Darkness, pain and dignity!

With the recent Feast of the Assumption, we were reminded of the great dignity of our human condition. That special belief of our Catholic story, that Mary was assumed into heaven, body and soul, was long held by people of faith before being officially proclaimed as a dogma of our faith by Pope Pius XII in 1950.

It is greatly significant that this was proclaimed not too long after the end of World War II. In today’s world of course, we have technology that allows instant communication. Obviously this was not so at the end of the war and it took some time for the stories of horror to filter around the world. It must have been a frightening reality for people to come to realise how representatives of the world’s leadership had committed the world’s population to such unspeakable and large scale trauma, pain and loss. With the gradual release and sharing of photographs and stories, human lives and their physical bodies looked more and more like they’d been treated as expendable trash. So many dead military and civilian lives from all ‘sides’ of the horrific conflicts were not even identified, leaving remaining loved ones unable even to honour lost life with burial.

Mary and The Assumption – a feast of humanity

On top of this darkness, the Pope proclaimed a powerful story of light; the Assumption of a human – one of us - Mary. It was and is a belief that honours the whole of human life, including the physical body, as sacred and enduring. As Mary was physically assumed into heaven, and in our spiritual tradition made queen of heaven, we were given a special link to the big picture of life. Her prayers of intercession for us are real, adding to the true connection with us and knowledge of us in heaven, by name, even now. We are already part of the ‘communion of saints’.

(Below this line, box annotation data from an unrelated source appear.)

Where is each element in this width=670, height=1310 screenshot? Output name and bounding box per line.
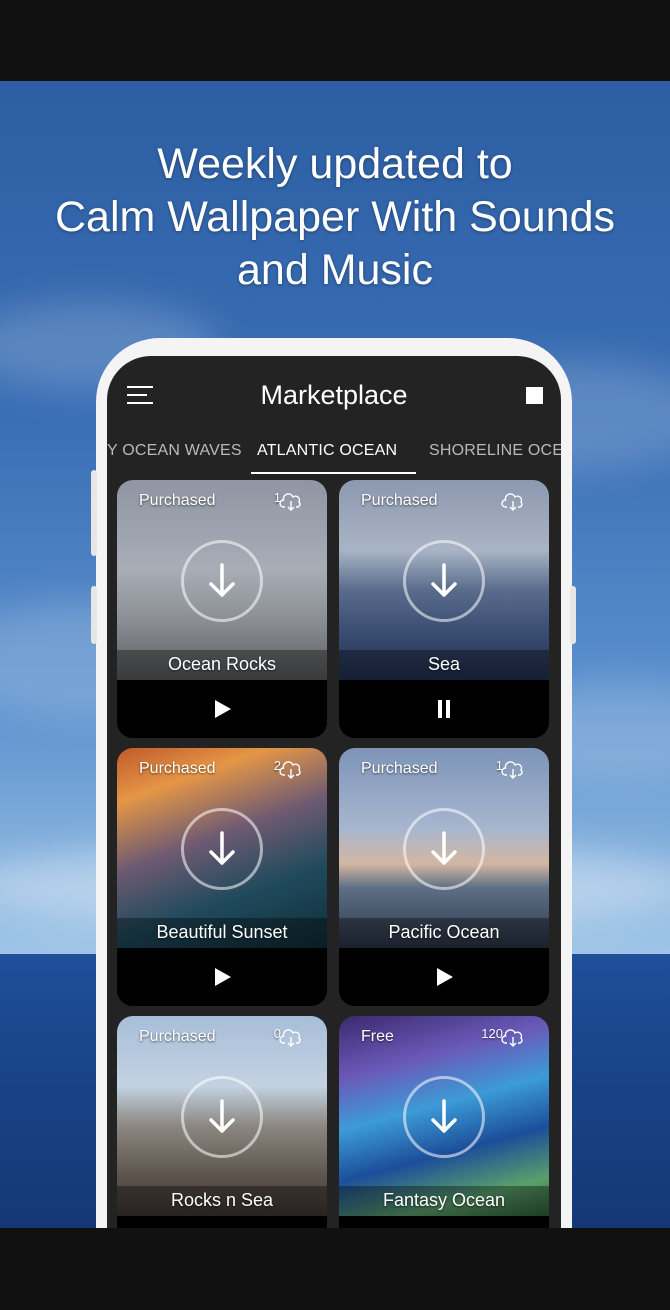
playback-bar [339,948,549,1006]
promo-headline: Weekly updated to Calm Wallpaper With So… [0,138,670,297]
download-count-badge: 0 [263,1026,303,1050]
download-arrow-icon [209,563,235,597]
bottom-letterbox [0,1228,670,1310]
download-button[interactable] [181,540,263,622]
card-status-label: Purchased [139,1028,216,1045]
wallpaper-card[interactable]: Free 120 Fantasy Ocean [339,1016,549,1228]
wallpaper-name: Fantasy Ocean [382,1190,506,1210]
wallpaper-name: Sea [427,654,461,674]
card-status-label: Purchased [139,760,216,777]
wallpaper-card[interactable]: Purchased 1 Pacific Ocean [339,748,549,1006]
headline-line-2: Calm Wallpaper With Sounds [54,193,615,241]
download-arrow-icon [209,1099,235,1133]
active-tab-indicator [251,472,416,474]
download-count-badge: 2 [263,758,303,782]
card-status-label: Purchased [361,492,438,509]
wallpaper-card[interactable]: Purchased 1 Ocean Rocks [117,480,327,738]
wallpaper-name: Ocean Rocks [167,654,277,674]
playback-bar [339,680,549,738]
headline-line-3: and Music [237,246,433,294]
cloud-download-icon [501,761,523,779]
download-button[interactable] [181,1076,263,1158]
phone-power-button [570,586,576,644]
cloud-download-icon [279,1029,301,1047]
category-tabs: Y OCEAN WAVES ATLANTIC OCEAN SHORELINE O… [107,436,561,474]
download-count-badge: 1 [263,490,303,514]
playback-bar [117,680,327,738]
download-button[interactable] [181,808,263,890]
tab-shoreline-ocean[interactable]: SHORELINE OCEA [429,442,561,460]
pause-icon[interactable] [433,699,455,719]
card-status-label: Purchased [361,760,438,777]
download-count-badge: 120 [481,1026,525,1050]
play-icon[interactable] [211,699,233,719]
download-button[interactable] [403,808,485,890]
wallpaper-name: Pacific Ocean [388,922,500,942]
stop-icon[interactable] [526,387,543,404]
app-bar: Marketplace [107,356,561,436]
headline-line-1: Weekly updated to [157,140,513,188]
card-status-label: Free [361,1028,394,1045]
download-arrow-icon [209,831,235,865]
wallpaper-card[interactable]: Purchased 0 Rocks n Sea [117,1016,327,1228]
download-button[interactable] [403,1076,485,1158]
play-icon[interactable] [433,967,455,987]
app-screen: Marketplace Y OCEAN WAVES ATLANTIC OCEAN… [107,356,561,1228]
wallpaper-card[interactable]: Purchased 2 Beautiful Sunset [117,748,327,1006]
wallpaper-grid: Purchased 1 Ocean Rocks Purchased Sea Pu… [107,480,561,1228]
cloud-download-icon [501,1029,523,1047]
cloud-download-icon [279,493,301,511]
top-letterbox [0,0,670,81]
cloud-download-icon [279,761,301,779]
download-count-badge [485,490,525,514]
wallpaper-card[interactable]: Purchased Sea [339,480,549,738]
tab-atlantic-ocean[interactable]: ATLANTIC OCEAN [257,442,397,460]
phone-volume-button [91,470,97,556]
wallpaper-name: Rocks n Sea [170,1190,274,1210]
download-arrow-icon [431,563,457,597]
download-count: 120 [481,1026,503,1041]
playback-bar [117,948,327,1006]
card-status-label: Purchased [139,492,216,509]
download-arrow-icon [431,1099,457,1133]
wallpaper-name: Beautiful Sunset [156,922,288,942]
download-count-badge: 1 [485,758,525,782]
download-button[interactable] [403,540,485,622]
cloud-download-icon [501,493,523,511]
download-arrow-icon [431,831,457,865]
page-title: Marketplace [260,380,408,410]
tab-ocean-waves[interactable]: Y OCEAN WAVES [107,442,242,460]
play-icon[interactable] [211,967,233,987]
phone-side-button [91,586,97,644]
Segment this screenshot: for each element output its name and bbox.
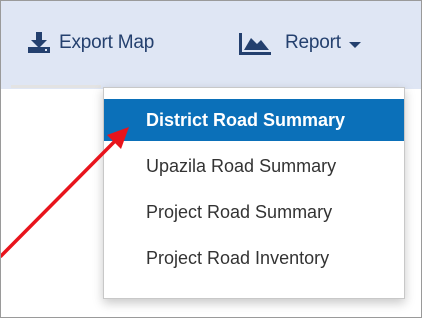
map-toolbar: Export Map Report <box>1 1 421 89</box>
area-chart-icon <box>239 31 271 55</box>
export-map-label: Export Map <box>59 32 155 53</box>
menu-item-project-road-summary[interactable]: Project Road Summary <box>104 191 404 233</box>
download-icon <box>27 32 51 54</box>
menu-item-upazila-road-summary[interactable]: Upazila Road Summary <box>104 145 404 187</box>
screenshot-frame: Export Map Report District Road Summary … <box>0 0 422 318</box>
report-dropdown-button[interactable]: Report <box>239 25 361 61</box>
menu-item-project-road-inventory[interactable]: Project Road Inventory <box>104 237 404 279</box>
menu-item-district-road-summary[interactable]: District Road Summary <box>104 99 404 141</box>
report-label: Report <box>285 32 341 53</box>
report-dropdown-menu: District Road Summary Upazila Road Summa… <box>103 87 405 299</box>
export-map-button[interactable]: Export Map <box>27 25 154 61</box>
toolbar-divider <box>11 85 101 88</box>
caret-down-icon <box>348 41 361 48</box>
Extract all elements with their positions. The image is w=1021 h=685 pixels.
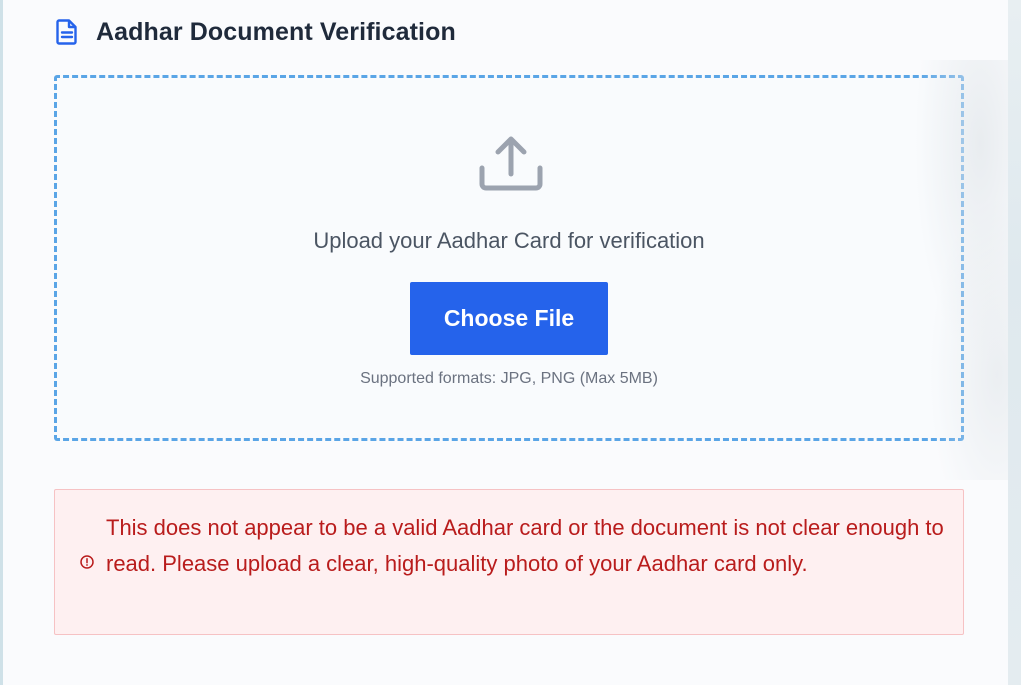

Such a story and such a feast potentially gives great comfort and strength to our human existence, even and especially in the face of horrors such as war. Such a story and feast proclaims God’s victory for us over all that threatens. Yes there are newer challenges and fears that exist in our world this century, but the statistics of war horror are not a patch on the realities of last century. Likewise the rate at which the wider creation was being destroyed last century is being addressed hugely more significantly now. There is a long way to go as we are currently hearing from Pacific leaders whose people are losing homes through climate change. But we can be thankful that last century’s gross misuse of the world’s resources has entered our global consciousness. The Assumption, as a feast of human dignity, calls us to be active players in continuing to build the hope and joy of God’s view of life on earth and of all creation.

The image here is a statue of Mary at St Ignatius Church, Yotsuya (Tokyo, Japan). Mary remains an inspiration across many cultures and is experienced as a beautiful companion in our prayer; a particular and special human link for us into the heart of Jesus.

Hence our Catholic ‘holy days of obligation’

So significant is the Assumption to who we are as human, and the hope and identity into which we are called, that it is one of our designated ‘holy days’ – along with each Sunday and Christmas Day. These are the core days of the year on which Catholic Christians make a priority to gather at the Lord’s table and be graced together. We are a people called to be hope and life for the world – together, not alone - as the Body of Christ. Our faith - together – is fundamental to what it means to be followers of Christ. Our pattern of life is to come together in faith and witness to God as the source of life. Hence as Catholics we say that our gathering is not negotiable. We commit to it as an obligation to each other and to God, in love. And in that pattern of life, we receive our dignity anew – the grace of the Sacraments - in order to go out as the Body to shine Christ in the world.